Quelle: Wall Street Horizon
3. Übernahmedeals
Im Jahr 2022 wurden lediglich 445 Deals besiegelt, gegenüber 738 im Jahr 2021 und einem Fünfjahresdurchschnitt von 1800*. Es gibt erste Anzeichen dafür, dass sich das ändern könnte, denn in den letzten zwei Monaten kamen große Deals zustande, darunter die Übernahme von Horizon Therapeutics (NASDAQ:HZNP) durch Amgen (NASDAQ:AMGN) und die 4 %ige Beteiligung von Microsoft (NASDAQ:MSFT) an der London Stock Exchange (LON:LSEG) sowie Pläne, 10 Mrd. USD in den ChatGPT-Entwickler OpenAI zu investieren.

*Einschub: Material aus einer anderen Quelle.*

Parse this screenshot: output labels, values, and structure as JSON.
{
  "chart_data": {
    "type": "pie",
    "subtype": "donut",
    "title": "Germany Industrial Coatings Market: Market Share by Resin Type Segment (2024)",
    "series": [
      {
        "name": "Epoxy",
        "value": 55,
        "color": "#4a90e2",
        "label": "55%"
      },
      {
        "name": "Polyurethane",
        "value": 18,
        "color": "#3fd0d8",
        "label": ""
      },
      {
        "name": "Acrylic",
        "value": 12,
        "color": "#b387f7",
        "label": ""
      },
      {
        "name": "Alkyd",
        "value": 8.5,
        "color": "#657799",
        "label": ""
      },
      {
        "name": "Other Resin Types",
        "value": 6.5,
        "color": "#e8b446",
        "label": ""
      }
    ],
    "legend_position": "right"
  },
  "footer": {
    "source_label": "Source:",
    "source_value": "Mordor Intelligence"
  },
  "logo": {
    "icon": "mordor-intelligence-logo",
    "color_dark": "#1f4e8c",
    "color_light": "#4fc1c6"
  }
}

Während Unternehmen immer mehr liquide Mittel anhäufen, halten die CFOs Ausschau nach neuen Verwendungsmöglichkeiten für diese Kriegskasse. Sie haben gelernt, sich anzupassen und weniger kostspielige Lösungen für Fusionen und Übernahmen zu finden, die nicht immer die Beteiligung einer Investmentbank erfordern, sowie Wege zu finden, um Marktschwankungen zu vermeiden. Wann genau wird das Dealmaking wieder richtig Fahrt aufnehmen? Zunächst wollen die Unternehmen verstehen, was die Fed als Nächstes vorhat, um zu sehen, wie sich Zinsänderungen auf die Investitionslandschaft im Jahr 2023 auswirken könnten.

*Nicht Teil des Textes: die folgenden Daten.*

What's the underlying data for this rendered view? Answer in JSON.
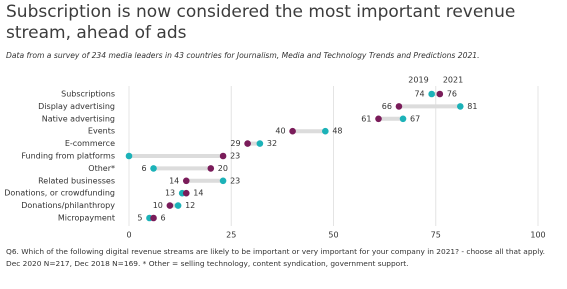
{
  "chart_data": {
    "type": "dumbbell",
    "title": "Subscription is now considered the most important revenue stream, ahead of ads",
    "subtitle": "Data from a survey of 234 media leaders in 43 countries for Journalism, Media and Technology Trends and Predictions 2021.",
    "footnote": "Q6. Which of the following digital revenue streams are likely to be important or very important for your company in 2021? - choose all that apply. Dec 2020 N=217, Dec 2018 N=169. * Other = selling technology, content syndication, government support.",
    "categories": [
      "Subscriptions",
      "Display advertising",
      "Native advertising",
      "Events",
      "E-commerce",
      "Funding from platforms",
      "Other*",
      "Related businesses",
      "Donations, or crowdfunding",
      "Donations/philanthropy",
      "Micropayment"
    ],
    "series": [
      {
        "name": "2019",
        "color": "#1cb2b8",
        "values": [
          74,
          81,
          67,
          48,
          32,
          0,
          6,
          23,
          13,
          12,
          5
        ],
        "value_labels": [
          "74",
          "81",
          "67",
          "48",
          "32",
          null,
          "6",
          "23",
          "13",
          "12",
          "5"
        ]
      },
      {
        "name": "2021",
        "color": "#7a1c5a",
        "values": [
          76,
          66,
          61,
          40,
          29,
          23,
          20,
          14,
          14,
          10,
          6
        ]
      }
    ],
    "xlim": [
      0,
      100
    ],
    "xticks": [
      0,
      25,
      50,
      75,
      100
    ],
    "grid": true
  }
}
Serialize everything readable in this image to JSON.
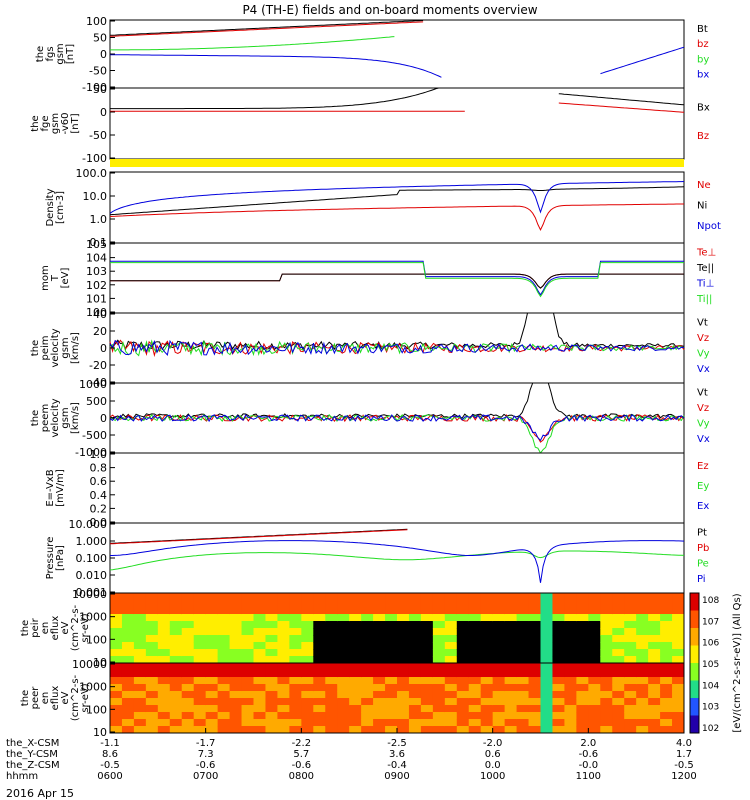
{
  "title": "P4 (TH-E) fields and on-board moments overview",
  "colors": {
    "black": "#000000",
    "red": "#e00000",
    "green": "#22dd22",
    "blue": "#0000dd",
    "yellow": "#ffee00"
  },
  "chart_data": [
    {
      "type": "line",
      "ylabel_lines": [
        "the",
        "fgs",
        "gsm",
        "[nT]"
      ],
      "ylim": [
        -100,
        100
      ],
      "yticks": [
        "100",
        "50",
        "0",
        "-50",
        "-100"
      ],
      "series": [
        {
          "name": "Bt",
          "color": "black"
        },
        {
          "name": "bz",
          "color": "red"
        },
        {
          "name": "by",
          "color": "green"
        },
        {
          "name": "bx",
          "color": "blue"
        }
      ]
    },
    {
      "type": "line",
      "ylabel_lines": [
        "the",
        "fge",
        "gsm",
        "-v60",
        "[nT]"
      ],
      "ylim": [
        -120,
        70
      ],
      "yticks": [
        "50",
        "0",
        "-50",
        "-100"
      ],
      "series": [
        {
          "name": "Bx",
          "color": "black"
        },
        {
          "name": "Bz",
          "color": "red"
        }
      ]
    },
    {
      "type": "line",
      "ylabel_lines": [
        "Density",
        "[cm-3]"
      ],
      "yscale": "log",
      "ylim": [
        0.03,
        200
      ],
      "yticks": [
        "100.0",
        "10.0",
        "1.0",
        "0.1"
      ],
      "series": [
        {
          "name": "Ne",
          "color": "red"
        },
        {
          "name": "Ni",
          "color": "black"
        },
        {
          "name": "Npot",
          "color": "blue"
        }
      ]
    },
    {
      "type": "line",
      "ylabel_lines": [
        "mom",
        "T",
        "[eV]"
      ],
      "yscale": "log",
      "ylim": [
        1,
        100000
      ],
      "yticks": [
        "10^5",
        "10^4",
        "10^3",
        "10^2",
        "10^1",
        "10^0"
      ],
      "series": [
        {
          "name": "Te⊥",
          "color": "red"
        },
        {
          "name": "Te||",
          "color": "black"
        },
        {
          "name": "Ti⊥",
          "color": "blue"
        },
        {
          "name": "Ti||",
          "color": "green"
        }
      ]
    },
    {
      "type": "line",
      "ylabel_lines": [
        "the",
        "peim",
        "velocity",
        "gsm",
        "[km/s]"
      ],
      "ylim": [
        -40,
        40
      ],
      "yticks": [
        "40",
        "20",
        "0",
        "-20",
        "-40"
      ],
      "series": [
        {
          "name": "Vt",
          "color": "black"
        },
        {
          "name": "Vz",
          "color": "red"
        },
        {
          "name": "Vy",
          "color": "green"
        },
        {
          "name": "Vx",
          "color": "blue"
        }
      ]
    },
    {
      "type": "line",
      "ylabel_lines": [
        "the",
        "peem",
        "velocity",
        "gsm",
        "[km/s]"
      ],
      "ylim": [
        -1000,
        1000
      ],
      "yticks": [
        "1000",
        "500",
        "0",
        "-500",
        "-1000"
      ],
      "series": [
        {
          "name": "Vt",
          "color": "black"
        },
        {
          "name": "Vz",
          "color": "red"
        },
        {
          "name": "Vy",
          "color": "green"
        },
        {
          "name": "Vx",
          "color": "blue"
        }
      ]
    },
    {
      "type": "line",
      "ylabel_lines": [
        "E=-VxB",
        "[mV/m]"
      ],
      "ylim": [
        0,
        1
      ],
      "yticks": [
        "1.0",
        "0.8",
        "0.6",
        "0.4",
        "0.2",
        "0.0"
      ],
      "series": [
        {
          "name": "Ez",
          "color": "red"
        },
        {
          "name": "Ey",
          "color": "green"
        },
        {
          "name": "Ex",
          "color": "blue"
        }
      ]
    },
    {
      "type": "line",
      "ylabel_lines": [
        "Pressure",
        "[nPa]"
      ],
      "yscale": "log",
      "ylim": [
        0.001,
        30
      ],
      "yticks": [
        "10.000",
        "1.000",
        "0.100",
        "0.010",
        "0.001"
      ],
      "series": [
        {
          "name": "Pt",
          "color": "black"
        },
        {
          "name": "Pb",
          "color": "red"
        },
        {
          "name": "Pe",
          "color": "green"
        },
        {
          "name": "Pi",
          "color": "blue"
        }
      ]
    },
    {
      "type": "heatmap",
      "ylabel_lines": [
        "the",
        "peir",
        "en",
        "eflux",
        "eV",
        "(cm^2-s-",
        "sr-eV)"
      ],
      "yticks": [
        "10000",
        "1000",
        "100",
        "10"
      ]
    },
    {
      "type": "heatmap",
      "ylabel_lines": [
        "the",
        "peer",
        "en",
        "eflux",
        "eV",
        "(cm^2-s-",
        "sr-eV)"
      ],
      "yticks": [
        "10000",
        "1000",
        "100",
        "10"
      ]
    }
  ],
  "colorbar": {
    "ticks": [
      "10^8",
      "10^7",
      "10^6",
      "10^5",
      "10^4",
      "10^3",
      "10^2"
    ],
    "label": "[eV/(cm^2-s-sr-eV)] (All Qs)"
  },
  "x_axis": {
    "rows": [
      {
        "label": "the_X-CSM",
        "values": [
          "-1.1",
          "-1.7",
          "-2.2",
          "-2.5",
          "-2.0",
          "2.0",
          "4.0"
        ]
      },
      {
        "label": "the_Y-CSM",
        "values": [
          "8.6",
          "7.3",
          "5.7",
          "3.6",
          "0.6",
          "-0.6",
          "1.7"
        ]
      },
      {
        "label": "the_Z-CSM",
        "values": [
          "-0.5",
          "-0.6",
          "-0.6",
          "-0.4",
          "0.0",
          "-0.0",
          "-0.5"
        ]
      },
      {
        "label": "hhmm",
        "values": [
          "0600",
          "0700",
          "0800",
          "0900",
          "1000",
          "1100",
          "1200"
        ]
      }
    ],
    "date": "2016 Apr 15"
  }
}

Im Jahr 2023 wurden im 1. Quartal bisher 24 Ankündigungen gemacht und 34 Fusionen und Übernahmen abgeschlossen.
Quelle: Wall Street Horizon
*Ankündigungen und Abschlüsse von M&A-Transaktionen beziehen sich hier nur auf Deals, bei denen das Zielunternehmen börsennotiert ist.